Photo by alancleaver_2000

It’s not easy to find frank talk about eating disorders. Carissa McAtee shares with us how she overcame control issues and self criticism in order to lose weight and the surprising catalyst that spurred her to success.

I was never one of those kids who could eat whatever they wanted. I started watching my weight around the age of 10. The pressure to keep focus on weight and scrutinize every pound and body part amplified when I started dancing.

It’s not that I was big — not yet — I just wasn’t the skinny dancer type everyone expected to see in class. Nothing plagued me more than the thought of gaining a pound and having it announced to everyone at the monthly weigh-ins.

Eventually, my desire to remain thin enough for everyone else escalated into unhealthy habits. I became bulimic. I’ll spare you the particulars of that time in my life, but I will say things got out of hand. Thankfully, I decided to seek help when one of my friends found out and told my father. He sat down with me to discuss the health issues, and it was the first time I ever saw him cry. I sought counseling immediately.
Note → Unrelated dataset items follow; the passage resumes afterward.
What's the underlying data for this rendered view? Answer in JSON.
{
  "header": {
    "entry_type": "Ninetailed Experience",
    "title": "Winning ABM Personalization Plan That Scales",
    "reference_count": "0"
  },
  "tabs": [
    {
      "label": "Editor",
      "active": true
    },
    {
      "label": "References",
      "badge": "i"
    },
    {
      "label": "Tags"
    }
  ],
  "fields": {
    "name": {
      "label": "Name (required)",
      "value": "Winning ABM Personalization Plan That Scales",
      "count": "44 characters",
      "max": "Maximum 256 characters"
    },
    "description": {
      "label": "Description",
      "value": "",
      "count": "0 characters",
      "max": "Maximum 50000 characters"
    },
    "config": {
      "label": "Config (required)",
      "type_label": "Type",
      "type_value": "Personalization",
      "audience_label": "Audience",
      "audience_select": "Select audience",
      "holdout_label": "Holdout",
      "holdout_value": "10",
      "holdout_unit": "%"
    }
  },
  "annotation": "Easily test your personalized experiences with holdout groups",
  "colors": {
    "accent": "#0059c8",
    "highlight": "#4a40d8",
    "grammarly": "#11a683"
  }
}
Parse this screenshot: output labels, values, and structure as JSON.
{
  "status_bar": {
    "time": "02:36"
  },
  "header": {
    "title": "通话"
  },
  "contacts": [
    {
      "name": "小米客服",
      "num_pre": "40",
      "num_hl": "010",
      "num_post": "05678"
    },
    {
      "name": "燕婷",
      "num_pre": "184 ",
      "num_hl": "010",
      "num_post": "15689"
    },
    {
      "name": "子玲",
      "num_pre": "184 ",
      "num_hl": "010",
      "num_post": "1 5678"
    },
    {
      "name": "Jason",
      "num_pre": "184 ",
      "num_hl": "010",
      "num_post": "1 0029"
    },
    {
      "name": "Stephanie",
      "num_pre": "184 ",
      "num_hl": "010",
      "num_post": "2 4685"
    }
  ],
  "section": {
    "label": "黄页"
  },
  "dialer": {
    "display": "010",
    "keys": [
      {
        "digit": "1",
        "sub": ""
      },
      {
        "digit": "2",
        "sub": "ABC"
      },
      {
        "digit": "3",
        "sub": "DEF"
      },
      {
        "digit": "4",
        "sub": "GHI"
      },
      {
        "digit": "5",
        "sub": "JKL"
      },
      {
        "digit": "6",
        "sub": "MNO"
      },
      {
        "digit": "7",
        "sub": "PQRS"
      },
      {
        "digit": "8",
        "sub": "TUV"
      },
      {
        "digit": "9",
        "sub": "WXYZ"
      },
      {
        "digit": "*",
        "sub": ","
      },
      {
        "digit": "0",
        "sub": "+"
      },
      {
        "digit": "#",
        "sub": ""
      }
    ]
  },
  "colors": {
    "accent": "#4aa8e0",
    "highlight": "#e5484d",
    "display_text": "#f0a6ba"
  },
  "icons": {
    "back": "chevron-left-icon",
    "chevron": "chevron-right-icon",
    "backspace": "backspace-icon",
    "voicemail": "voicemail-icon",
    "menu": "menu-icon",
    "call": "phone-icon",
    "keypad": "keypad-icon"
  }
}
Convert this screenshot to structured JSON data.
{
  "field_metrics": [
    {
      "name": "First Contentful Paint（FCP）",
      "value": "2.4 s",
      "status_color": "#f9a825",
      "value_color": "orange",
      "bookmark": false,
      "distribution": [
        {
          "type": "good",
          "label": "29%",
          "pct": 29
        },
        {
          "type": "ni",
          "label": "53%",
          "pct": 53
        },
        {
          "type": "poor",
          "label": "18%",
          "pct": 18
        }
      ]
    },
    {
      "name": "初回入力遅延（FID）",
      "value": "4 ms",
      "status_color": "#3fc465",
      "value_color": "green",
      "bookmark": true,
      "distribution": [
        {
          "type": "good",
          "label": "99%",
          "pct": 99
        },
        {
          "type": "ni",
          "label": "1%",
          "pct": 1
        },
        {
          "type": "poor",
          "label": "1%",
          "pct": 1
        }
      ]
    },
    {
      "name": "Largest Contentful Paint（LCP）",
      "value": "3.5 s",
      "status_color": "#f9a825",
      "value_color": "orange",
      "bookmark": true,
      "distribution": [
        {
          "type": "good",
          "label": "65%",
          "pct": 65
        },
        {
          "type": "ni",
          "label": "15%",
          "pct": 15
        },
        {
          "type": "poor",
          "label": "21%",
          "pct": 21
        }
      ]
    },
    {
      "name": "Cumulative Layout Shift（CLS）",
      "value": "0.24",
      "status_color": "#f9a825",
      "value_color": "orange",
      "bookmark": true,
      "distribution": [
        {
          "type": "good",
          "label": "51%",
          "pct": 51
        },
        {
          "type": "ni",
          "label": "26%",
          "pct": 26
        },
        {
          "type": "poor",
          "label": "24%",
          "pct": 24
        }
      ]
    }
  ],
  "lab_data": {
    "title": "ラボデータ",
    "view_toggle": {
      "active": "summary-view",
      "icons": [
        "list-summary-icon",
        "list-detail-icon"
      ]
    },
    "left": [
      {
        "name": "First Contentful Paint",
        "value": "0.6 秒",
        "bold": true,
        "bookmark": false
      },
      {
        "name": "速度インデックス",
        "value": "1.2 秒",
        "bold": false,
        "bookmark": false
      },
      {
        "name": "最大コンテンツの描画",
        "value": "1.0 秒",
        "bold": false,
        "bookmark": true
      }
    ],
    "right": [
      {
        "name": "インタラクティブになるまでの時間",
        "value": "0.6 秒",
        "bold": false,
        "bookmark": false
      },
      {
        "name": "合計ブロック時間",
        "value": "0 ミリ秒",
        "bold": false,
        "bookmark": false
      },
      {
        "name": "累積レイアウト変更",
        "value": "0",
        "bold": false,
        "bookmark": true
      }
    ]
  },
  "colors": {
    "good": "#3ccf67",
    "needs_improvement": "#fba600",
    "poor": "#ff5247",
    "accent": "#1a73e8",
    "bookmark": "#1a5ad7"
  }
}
I decided to seek help when one of my friends found out and told my father. He sat down with me to discuss the health issues, and it was the first time I ever saw him cry.

As I was trying to end the eating disorder, I entered college as a dance major, which meant more time in front of mirrors. I realized if I truly wanted to quit the destructive eating and self critical thinking, I would have to stop spending so much time examining my body. The amazing friends I made in college helped me through this transition.

 
Then I Turned It All Around, Completely

I quit dance. I quit exercising altogether. I started eating, and I kept it all down. Good for me!  I learned to enjoy life without worrying about food and exercise, but I drank a lot and ate horribly.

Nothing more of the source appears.